In 2011, I met you in the Emergency Department of our hospital. In 2014, we got married. In 2015, we had our first baby. In 2018, we had a second baby.
I came from the countryside. You gave me a new home in Wuhan as well as a son and a daughter. Moreover, your parents helped us look after our kids, because we both work in the Emergency Department and are usually as busy as bees. For all this, I’m more than grateful.
When COVID-19 started, I joined the fight against the epidemic without asking for your opinion. You didn’t blame me and you also volunteered to join the fight. You sent your parents and two children back to your hometown, so that we didn’t have to worry about them and could commit ourselves to our work.The emergency department was one of the most-afflicted places during the outbreak and many of our colleagues were infected, but we never thought about retreating. Though isolated from each other, we could encourage each other when we took over shifts every day: take care of ourselves, have enough rest, and eat well. Sometimes it’s our turn to go to work together. It’s not easy for us to recognize each other in gowns. We also had to look for each other for a long time. Even when face to face, we could only smile and try to cheer each other up. Our two children have always been with us and would sob every time we video chatted.

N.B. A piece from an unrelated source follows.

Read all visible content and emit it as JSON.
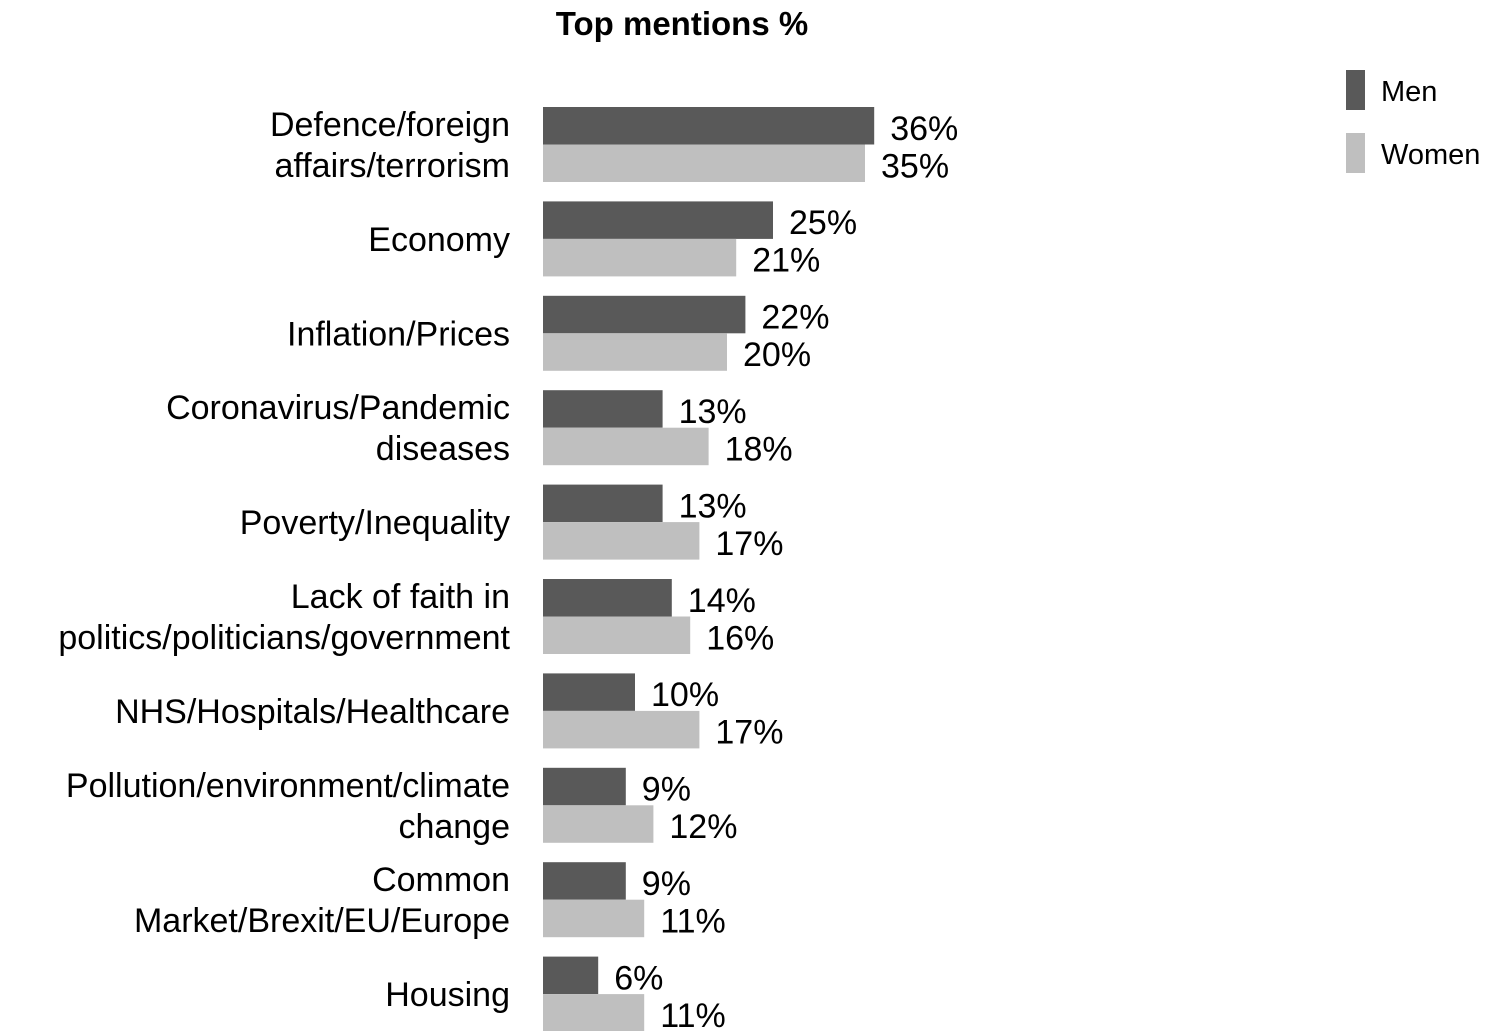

They kept asking: “Mom and Dad, when will you defeat the virus?” I’ve seen you weep many times. When the epidemic became more and more serious, I saw the fear in your eyes and I would be often on the verge of breakdown, but we have been supporting each other. Believe us, we’ll definitely win the final victory. By that time we will not have to wear masks or protective gowns. We can hear children playing around and calling us mom and dad. I can go shopping and eat out with you. And I believe everything will be better!
My dear, we must take care of ourselves. You don’t need to be afraid, because I’m with you all the time. I believe it’s just the darkness before dawn now, and we’ll definitely defeat the virus.

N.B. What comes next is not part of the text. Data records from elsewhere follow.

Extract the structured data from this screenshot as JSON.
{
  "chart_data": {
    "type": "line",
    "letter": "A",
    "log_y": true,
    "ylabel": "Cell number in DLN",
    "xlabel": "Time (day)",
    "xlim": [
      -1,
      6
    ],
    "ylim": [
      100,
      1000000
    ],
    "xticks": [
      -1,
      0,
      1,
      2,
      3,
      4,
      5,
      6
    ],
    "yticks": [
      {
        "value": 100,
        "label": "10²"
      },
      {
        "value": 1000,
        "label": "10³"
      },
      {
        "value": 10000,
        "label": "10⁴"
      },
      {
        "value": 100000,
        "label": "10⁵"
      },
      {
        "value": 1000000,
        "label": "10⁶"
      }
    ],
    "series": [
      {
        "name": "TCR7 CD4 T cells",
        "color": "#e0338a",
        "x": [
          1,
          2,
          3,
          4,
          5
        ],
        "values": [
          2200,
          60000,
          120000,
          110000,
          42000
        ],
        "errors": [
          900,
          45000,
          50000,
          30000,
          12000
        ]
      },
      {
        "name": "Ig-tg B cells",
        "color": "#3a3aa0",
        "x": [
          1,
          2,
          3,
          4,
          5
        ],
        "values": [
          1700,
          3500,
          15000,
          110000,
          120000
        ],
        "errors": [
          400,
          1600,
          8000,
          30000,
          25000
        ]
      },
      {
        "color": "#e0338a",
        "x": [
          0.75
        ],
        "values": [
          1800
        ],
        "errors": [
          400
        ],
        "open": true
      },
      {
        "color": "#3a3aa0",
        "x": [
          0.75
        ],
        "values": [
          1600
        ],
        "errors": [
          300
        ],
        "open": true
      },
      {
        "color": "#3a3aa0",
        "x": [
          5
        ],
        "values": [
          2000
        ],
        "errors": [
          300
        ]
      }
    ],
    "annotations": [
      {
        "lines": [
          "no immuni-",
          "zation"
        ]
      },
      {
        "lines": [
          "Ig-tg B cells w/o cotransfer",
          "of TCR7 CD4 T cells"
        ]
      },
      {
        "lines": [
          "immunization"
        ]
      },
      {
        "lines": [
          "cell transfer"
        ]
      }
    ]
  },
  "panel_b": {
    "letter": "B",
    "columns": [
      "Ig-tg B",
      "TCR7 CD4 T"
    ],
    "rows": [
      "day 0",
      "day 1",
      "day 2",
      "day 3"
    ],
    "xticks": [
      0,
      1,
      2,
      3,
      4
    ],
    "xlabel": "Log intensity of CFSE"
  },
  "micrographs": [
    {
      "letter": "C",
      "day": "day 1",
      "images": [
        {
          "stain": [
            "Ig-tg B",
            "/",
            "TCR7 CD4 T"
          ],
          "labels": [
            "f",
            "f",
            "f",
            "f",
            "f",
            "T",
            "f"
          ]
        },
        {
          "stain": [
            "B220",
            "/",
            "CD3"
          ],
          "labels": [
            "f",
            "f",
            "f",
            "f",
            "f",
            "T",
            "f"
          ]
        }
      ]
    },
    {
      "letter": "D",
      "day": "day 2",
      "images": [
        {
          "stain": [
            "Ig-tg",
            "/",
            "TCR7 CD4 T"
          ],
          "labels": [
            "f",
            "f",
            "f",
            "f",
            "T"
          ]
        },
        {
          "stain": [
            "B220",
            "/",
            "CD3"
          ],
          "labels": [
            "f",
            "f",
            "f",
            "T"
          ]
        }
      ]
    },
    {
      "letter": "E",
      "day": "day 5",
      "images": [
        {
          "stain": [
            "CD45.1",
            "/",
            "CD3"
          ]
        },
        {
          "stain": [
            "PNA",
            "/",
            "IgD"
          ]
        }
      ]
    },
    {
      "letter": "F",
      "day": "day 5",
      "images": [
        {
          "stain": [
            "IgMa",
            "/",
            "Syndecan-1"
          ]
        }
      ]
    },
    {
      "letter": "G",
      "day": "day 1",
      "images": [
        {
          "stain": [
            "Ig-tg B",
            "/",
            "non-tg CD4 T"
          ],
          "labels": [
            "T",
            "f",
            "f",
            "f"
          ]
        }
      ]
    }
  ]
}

On this special day, I want to tell you, my sweet, I love you and thank you. When the pandemic disappears and the flowers bloom, we’ll go home together!
We’ve made the right decision of postponing the important visit
Narrator: Xu Xiaoke (pseudonym), a salesman. His girlfriend Xu Xiaoli (pseudonym) is an office clerk.
I’ve been dating my girlfriend for three and a half years. We enjoy keeping up with the new movies, visiting popular restaurants from the web, and traveling together.
As our relationship is stable, we are planning on getting married.
Before the Spring Festival, we went back to the hometown in Luotian County of Huanggang together. My parents had been looking forward to the “l(fā)ucky day” for a long time. They were going to invite my girlfriend and her parents to “visit” on the fourth day of the first lunar month.
In my hometown, “visiting parents” is a big step before marriage. When the girl “pays a visit” with her family, the boy’s family should serve a banquet and throw a party with his relatives and friends so that the girl’s parents know more about the boy’s family.
As the epidemic was getting worse day by day, I advised my parents to postpone their meeting for the time being. My parents didn’t understand it at first, thinking it was hardly justifiable to change the schedule. But as I insisted, my parents had no choice but to agree.
I also told my girlfriend’s family about my decision. They showed their understanding and agreed to meet my family after the epidemic.
We learned later that during the epidemic, many young lovers who were going to get married delayed their weddings. We are delighted that we have made the right decision. I look forward to the day when we get married after the pandemic!
(Translation: Qing Run)
取消“上門”,
我們慶幸做了正確的選擇
口述者:徐小可(化名),公司銷售,其女友徐小麗 (化名)為公司職員
我和女朋友談了3年半,喜歡在一起追電影、打卡網(wǎng)紅餐廳、一起旅游。
隨著感情日益穩(wěn)定,談婚論嫁提上了日程。
春節(jié)前,我們一起從武漢回到羅田老家。我父母老早就看好了“日子”,準備正月初四,請我女朋友和她父母一起來家“上門”。
在老家,“上門”是走向婚姻中的一道鄭重的程序。女方“上門”時,男方家里要擺酒,將男方家的親友都召集在一起,熱鬧熱鬧,也讓女方家里了解男方的家庭情況。
眼看著疫情越來越嚴重,我向我父母提出,暫時取消“上門”。我父母開始不理解,認為這個時候改“日子”,說不過去。由于我堅持,父母只好同意了。
我跟女朋友家里也說了我的想法,他們表示了理解,也同意等疫情過去之后再歡聚。
后來,我們才知道,疫情期間,許多準備結婚的人紛紛改期,慶幸我們做出了正確的選擇。我期待疫情過去后,我們迎來婚期的那一天!